3-15 -- 3rd paragraph, how exactly does one spread the load evenly over 3-phase
power?
I3-11-- 2nd paragraph under Voltage tolerance, spelling: change Emphasis to
Emphasize.
3-16 -- 3rd paragraph under motor generators, might add an instructor note
that PC and small VAX systems can usually ride the short power sags
without any special hardware requirements.
I3-12-- 2nd paragraph of motor generators, What "flywheel"?
-- last paragraph of motor generators, Huh? how can sustaining power for
an extra 1/10th of a second be enough for a "smooth" shutdown of
computer equipment? Never heard of this!
3-17 -- bullets, add Power Duration and Recharging Time as two other
considerations
3-18 -- First paragraph puts all computers in the same situation. My Laptop
generates very little heat and doesn't need any special air
conditioning.
3-19 -- 1st line, we haven't defined solid-state circuitry and where it is
found. Cars have Solid-state equipment and work fine on the hot
asphault parking lots. What devices are being referred to?
-- 3rd and 4th paragraph should only be one paragraph.
-- 2nd bullet is poorly worded. It implies that I don't have enough power
to start with.
-- 3rd bullet implies I can buy a fan at Kmart and cool my computer room.
Mention portable A/C unit that exhaust the hot air into the suspended
ceilings (no joke, we've use them before).
-- The last paragraph "writes off" all the issues regarding PC and
other office-based workstations. I believe this is a major short-
coming of this material.
3-20 -- Only the first section on this page relates to Physical Security, the
other issues are Environmental issues. Also, it ignore small systems
again, assuming computers are kept in computer rooms.

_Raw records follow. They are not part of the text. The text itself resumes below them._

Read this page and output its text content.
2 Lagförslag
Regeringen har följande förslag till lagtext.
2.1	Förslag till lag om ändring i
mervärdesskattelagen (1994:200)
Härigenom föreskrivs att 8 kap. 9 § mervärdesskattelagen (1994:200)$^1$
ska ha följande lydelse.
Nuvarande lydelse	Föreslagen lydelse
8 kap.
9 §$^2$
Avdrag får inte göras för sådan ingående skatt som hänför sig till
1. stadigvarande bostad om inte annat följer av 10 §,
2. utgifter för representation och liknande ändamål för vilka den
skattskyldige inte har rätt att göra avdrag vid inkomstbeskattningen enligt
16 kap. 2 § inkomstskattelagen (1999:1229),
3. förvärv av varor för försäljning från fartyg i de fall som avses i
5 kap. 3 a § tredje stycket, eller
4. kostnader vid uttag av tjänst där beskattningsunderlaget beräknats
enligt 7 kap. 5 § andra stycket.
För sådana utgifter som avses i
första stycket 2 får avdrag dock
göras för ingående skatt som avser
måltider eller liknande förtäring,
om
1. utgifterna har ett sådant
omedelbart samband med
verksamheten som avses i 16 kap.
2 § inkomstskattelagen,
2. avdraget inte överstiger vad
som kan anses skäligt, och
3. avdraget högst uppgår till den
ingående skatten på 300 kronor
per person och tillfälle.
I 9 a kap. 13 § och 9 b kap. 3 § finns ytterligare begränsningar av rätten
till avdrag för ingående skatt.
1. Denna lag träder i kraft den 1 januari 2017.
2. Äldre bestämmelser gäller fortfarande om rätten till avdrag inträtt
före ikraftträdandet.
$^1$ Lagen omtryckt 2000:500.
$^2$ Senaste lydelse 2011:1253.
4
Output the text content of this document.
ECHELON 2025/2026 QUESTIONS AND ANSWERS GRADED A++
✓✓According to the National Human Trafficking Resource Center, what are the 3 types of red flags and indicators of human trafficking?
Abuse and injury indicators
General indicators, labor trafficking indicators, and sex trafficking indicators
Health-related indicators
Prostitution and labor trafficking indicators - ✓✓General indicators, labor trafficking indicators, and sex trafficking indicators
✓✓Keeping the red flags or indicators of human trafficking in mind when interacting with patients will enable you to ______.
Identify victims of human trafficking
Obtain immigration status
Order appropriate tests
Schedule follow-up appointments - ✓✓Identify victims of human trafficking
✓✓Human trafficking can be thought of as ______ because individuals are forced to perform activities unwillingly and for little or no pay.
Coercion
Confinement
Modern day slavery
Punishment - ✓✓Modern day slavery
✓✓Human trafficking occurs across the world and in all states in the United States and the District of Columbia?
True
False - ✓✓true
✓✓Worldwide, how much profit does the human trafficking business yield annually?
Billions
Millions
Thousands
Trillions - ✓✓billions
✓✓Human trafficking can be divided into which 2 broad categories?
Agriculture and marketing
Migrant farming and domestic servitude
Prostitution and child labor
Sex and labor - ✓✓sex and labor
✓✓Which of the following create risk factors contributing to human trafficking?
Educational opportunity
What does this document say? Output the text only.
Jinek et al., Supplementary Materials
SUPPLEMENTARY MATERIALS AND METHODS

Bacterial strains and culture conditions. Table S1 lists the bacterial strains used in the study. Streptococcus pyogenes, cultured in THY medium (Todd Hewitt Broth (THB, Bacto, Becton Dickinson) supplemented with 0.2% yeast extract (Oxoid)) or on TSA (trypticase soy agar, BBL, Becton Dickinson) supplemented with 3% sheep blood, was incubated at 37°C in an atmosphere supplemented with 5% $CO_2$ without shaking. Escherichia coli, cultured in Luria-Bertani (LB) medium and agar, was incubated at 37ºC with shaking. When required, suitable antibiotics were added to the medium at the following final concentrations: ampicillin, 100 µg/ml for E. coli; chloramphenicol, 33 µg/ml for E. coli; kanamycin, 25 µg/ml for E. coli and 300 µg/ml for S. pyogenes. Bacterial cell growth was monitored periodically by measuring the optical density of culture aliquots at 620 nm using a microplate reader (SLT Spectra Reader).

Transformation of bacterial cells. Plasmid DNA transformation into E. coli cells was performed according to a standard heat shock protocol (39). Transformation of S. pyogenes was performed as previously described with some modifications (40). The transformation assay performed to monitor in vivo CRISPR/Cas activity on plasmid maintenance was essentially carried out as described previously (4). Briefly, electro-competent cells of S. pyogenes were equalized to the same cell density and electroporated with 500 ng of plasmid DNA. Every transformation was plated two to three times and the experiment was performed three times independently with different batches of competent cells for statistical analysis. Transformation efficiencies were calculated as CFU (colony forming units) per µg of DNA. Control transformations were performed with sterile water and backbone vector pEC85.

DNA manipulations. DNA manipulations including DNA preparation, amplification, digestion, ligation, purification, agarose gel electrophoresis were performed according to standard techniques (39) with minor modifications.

-- 2nd paragraph, "controlled...access", yeah, I call it a "door". Be
more specific.
-- 3rd paragraph, why no windows? Reflective or mirrored windows are
a feature I suggest to managers. Having a view to the outside
world is a GREAT way of reducing stress, which computer people seem
to easily generate.
-- Keeping data center clean, 1st paragraph -- printers in computer rooms
is not as large of an issue as it used to be. The 'lint' or 'paper
dust' was significantly reduced as shops moved from the high-speed,
continuous form impact printers to laser printers.
-- Keeping data center clean, 4th paragraph -- This is a MAJOR
misunderstanding of VCS systems. The were originally sold in
VAXcluster environments, but can have HSCs, Unix systems, stand-alone
VAX systems, Alphas, 3rd-party systems, etc. connected to the
VCS. The *name* is a poor name and should be changed to reflect its
current capabilities.
-- Water Problems, 1st paragraph -- "Sorry, Egon. I'm a little fuzzy on
this 'bad' thing. Why is it bad to cross the streams?" replace
"very bad" with "can be a problem". I've use water to clean soda
out of a VT200 keyboard before. Bad is subjective.
-- Water Problems, 3rd paragraph -- "SOME air conditioning units...", not
all are water cooled anymore. Liquid Nitrogen and Hydrogen, Freon and
other coolants are popular today.
3-21 -- So, what is "Power Conditioning System Plus"? Strange header for the
page. Is it a product or service? Is it a concept? Does DEC sell it?
-- 2nd paragraph, what's a H731x? What's VAX REMS, I've never heard of
this. How about a description. If this is a product pitch move it
to the appendix and present the "concepts" of the process here.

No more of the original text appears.